The brilliantly lit interior features expanses of teal and antiseptic white, alternating with waffled metal surfaces that playfully suggest diners of the past. This being a modern restaurant, there’s a cocktail bar up front, configured like a lunch counter. The menu’s bedrock is seven hamburgers, priced about twice what you’d expect to pay in a diner. Nevertheless, the hamburger deluxe ($14) is opulently good. The soft bun embraces double patties with a choice of salad or fries. Rather than the underdressed salad, pick the fries, made from dense, moist spuds and nicely browned. Remember that in a traditional diner, the fries are invariably awful.
But instead of the standard burger, why not check out the Bowery Special ($15)? One of the patties has been replaced with a salty plank of house-smoked pastrami. The two warring slabs are separated by a French slice of Gruyère, the world’s greatest melting cheese. On the other hand, maybe you’d rather have just the pastrami without the burger. Called “smoked meat” in emulation of Mile End, Brooklyn’s Montreal-style deli, the smoked-meat sandwich is slightly milder than the pastrami at Katz’s. Bowery Diner is making a sincere attempt to soak up our city’s culinary terroir.
Also in a diner vein, there’s a good French onion soup ($9) and a less satisfactory clam chowder, plus mac and cheese, a few forgettable salads (pro forma in conception and lacking enough dressing), and a smattering of sandwiches. In addition, a breakfast menu available until 5 p.m. includes pancakes, waffles, eggs, and morning meats. The maple sausage and bacon verge on spectacular, while the meager pancakes ($7.95) are not the fluffy flapjacks brunchers dream about, unless you pay extra for chocolate chips, passion-fruit sauce, and bananas and butterscotch.
At this point, the pretense of a diner menu slips away like a discarded paper coffee cup with pictures of the Parthenon on it, and we find ourselves sitting in a French brasserie.

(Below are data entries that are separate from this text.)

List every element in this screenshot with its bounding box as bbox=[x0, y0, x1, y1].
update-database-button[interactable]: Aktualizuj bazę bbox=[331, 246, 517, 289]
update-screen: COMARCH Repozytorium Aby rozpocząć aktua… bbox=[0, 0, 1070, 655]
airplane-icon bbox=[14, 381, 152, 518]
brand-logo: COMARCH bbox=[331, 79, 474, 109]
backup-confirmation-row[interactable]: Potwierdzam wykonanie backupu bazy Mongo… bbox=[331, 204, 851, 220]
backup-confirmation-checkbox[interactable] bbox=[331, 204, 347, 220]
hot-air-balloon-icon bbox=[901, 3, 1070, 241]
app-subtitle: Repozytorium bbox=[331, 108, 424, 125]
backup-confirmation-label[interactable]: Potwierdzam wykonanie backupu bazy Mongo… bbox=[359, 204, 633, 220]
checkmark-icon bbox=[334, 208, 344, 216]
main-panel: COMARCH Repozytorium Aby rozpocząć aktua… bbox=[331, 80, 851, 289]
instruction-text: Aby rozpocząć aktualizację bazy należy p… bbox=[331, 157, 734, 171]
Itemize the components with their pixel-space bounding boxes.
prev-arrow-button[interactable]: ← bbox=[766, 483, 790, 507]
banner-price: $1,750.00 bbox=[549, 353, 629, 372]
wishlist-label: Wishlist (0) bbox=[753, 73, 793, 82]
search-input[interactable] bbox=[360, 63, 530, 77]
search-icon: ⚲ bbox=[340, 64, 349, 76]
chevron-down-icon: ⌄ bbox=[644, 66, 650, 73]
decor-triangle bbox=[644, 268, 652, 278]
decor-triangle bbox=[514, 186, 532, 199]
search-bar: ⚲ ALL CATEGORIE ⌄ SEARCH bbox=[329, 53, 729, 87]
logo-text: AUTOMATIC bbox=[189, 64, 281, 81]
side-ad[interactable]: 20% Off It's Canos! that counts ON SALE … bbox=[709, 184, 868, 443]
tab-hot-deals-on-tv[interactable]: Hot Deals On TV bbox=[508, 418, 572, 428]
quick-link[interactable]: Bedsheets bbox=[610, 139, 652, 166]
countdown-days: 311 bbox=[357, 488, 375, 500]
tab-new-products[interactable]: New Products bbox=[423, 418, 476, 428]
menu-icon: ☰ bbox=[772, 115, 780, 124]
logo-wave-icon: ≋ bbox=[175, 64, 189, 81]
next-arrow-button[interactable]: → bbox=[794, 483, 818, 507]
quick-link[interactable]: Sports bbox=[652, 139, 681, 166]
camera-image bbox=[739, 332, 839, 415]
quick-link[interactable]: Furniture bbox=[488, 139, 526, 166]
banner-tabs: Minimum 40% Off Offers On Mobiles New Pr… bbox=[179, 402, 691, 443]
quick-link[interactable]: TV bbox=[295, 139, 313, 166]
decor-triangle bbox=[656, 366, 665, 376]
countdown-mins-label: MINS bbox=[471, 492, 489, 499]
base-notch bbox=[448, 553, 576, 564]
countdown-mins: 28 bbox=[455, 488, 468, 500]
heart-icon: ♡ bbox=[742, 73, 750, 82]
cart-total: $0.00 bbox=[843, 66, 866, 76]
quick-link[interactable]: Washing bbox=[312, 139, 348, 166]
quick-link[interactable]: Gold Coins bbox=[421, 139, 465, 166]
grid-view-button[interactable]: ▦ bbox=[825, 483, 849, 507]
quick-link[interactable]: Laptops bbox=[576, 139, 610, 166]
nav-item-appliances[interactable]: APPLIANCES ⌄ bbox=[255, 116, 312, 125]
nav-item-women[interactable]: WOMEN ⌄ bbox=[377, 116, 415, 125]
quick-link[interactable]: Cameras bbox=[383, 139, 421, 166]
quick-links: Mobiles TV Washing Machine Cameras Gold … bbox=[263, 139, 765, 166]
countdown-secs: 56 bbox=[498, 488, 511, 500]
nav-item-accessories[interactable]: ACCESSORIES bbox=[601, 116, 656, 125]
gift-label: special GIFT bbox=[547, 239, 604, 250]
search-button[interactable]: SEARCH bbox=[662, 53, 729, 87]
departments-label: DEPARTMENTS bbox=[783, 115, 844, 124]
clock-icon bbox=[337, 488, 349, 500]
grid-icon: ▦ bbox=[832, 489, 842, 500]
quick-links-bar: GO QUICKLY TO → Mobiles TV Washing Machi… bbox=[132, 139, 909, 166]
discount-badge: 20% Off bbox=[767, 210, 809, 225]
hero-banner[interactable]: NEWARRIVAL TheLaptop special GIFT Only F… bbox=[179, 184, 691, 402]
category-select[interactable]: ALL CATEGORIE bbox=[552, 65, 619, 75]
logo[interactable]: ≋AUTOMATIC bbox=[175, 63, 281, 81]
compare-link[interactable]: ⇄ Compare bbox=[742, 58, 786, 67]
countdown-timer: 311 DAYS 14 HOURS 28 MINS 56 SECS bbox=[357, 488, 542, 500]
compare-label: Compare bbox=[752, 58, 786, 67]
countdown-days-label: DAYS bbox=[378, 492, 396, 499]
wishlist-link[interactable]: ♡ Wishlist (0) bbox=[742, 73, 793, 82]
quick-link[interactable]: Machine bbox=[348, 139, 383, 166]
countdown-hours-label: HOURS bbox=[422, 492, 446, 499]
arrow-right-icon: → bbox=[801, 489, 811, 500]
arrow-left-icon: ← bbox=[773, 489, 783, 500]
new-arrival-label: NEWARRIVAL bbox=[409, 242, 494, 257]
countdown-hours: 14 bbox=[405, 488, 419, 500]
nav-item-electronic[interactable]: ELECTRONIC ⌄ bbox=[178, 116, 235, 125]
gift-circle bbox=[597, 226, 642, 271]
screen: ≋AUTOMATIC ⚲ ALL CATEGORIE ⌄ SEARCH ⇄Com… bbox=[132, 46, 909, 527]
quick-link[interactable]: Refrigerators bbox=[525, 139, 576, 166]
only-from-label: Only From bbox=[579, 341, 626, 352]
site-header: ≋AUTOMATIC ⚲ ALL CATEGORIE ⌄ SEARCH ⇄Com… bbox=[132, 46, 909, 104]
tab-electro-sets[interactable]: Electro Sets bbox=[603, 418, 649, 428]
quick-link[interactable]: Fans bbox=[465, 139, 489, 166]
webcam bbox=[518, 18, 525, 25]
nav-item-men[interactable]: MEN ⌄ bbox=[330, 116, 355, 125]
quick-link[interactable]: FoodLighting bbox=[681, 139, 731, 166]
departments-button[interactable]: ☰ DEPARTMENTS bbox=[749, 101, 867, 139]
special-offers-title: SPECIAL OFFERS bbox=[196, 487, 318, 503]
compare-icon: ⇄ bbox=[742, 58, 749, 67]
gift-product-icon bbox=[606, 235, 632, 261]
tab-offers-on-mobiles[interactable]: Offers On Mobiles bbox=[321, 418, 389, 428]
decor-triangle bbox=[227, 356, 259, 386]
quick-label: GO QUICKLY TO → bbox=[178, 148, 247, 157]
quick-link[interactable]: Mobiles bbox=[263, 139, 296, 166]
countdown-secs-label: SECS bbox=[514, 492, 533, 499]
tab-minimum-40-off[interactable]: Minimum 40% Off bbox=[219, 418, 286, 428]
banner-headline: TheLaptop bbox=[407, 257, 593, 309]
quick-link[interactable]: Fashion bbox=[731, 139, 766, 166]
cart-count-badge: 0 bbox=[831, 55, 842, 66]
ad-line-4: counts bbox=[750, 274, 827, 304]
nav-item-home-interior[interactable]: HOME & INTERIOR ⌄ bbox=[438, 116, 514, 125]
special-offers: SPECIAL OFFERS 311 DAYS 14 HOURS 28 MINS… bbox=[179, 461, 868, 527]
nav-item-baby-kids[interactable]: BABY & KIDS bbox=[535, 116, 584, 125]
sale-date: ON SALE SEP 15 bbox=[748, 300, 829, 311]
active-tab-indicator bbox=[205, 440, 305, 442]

An extensive raw-bar selection can be accumulated into surprisingly authentic plateaux de mer ($72/$102). There are whelks, for God’s sake—just try requesting those in a Greek diner—served raw or cooked with garlic butter. You’ll also find periwinkles, Jonah crab claws, oysters, scallops, clams, mussels, snow crab “clusters,” and calamari, variously available in cooked or uncooked form. Best is a mackerel ceviche that comes in the thick vinaigrette of the kind that should, I guess, have been on your salad.
And the Frenchness doesn’t stop there. Among entrées, there’s a choucroute garni ($24), porkily featuring smoked belly, smoked loin, boudin blanc, kielbasa, a frankfurter, and, the time I tried it, about three soupy gallons of kraut. Duck confit comes with curly fries—a first on either side of the Atlantic—and there’s also a whole homard served incongruously with coleslaw, recalling that lobsters are what the French really envy us for, besides Hollywood. Inevitably, there are expensive invented cocktails, whole bottles of wine that aren’t as pricey as you’d expect, and cans of beer. To pay $6 for Porkslap, though, is a crime against beer drinking.
So what do we have, in total? A diner giving itself airs. But also remember, as real diners close up all around us, that maybe Bowery Diner will turn out to be the last one standing—at least in one newly chic downtown neighborhood. So shut up and eat your hamburger.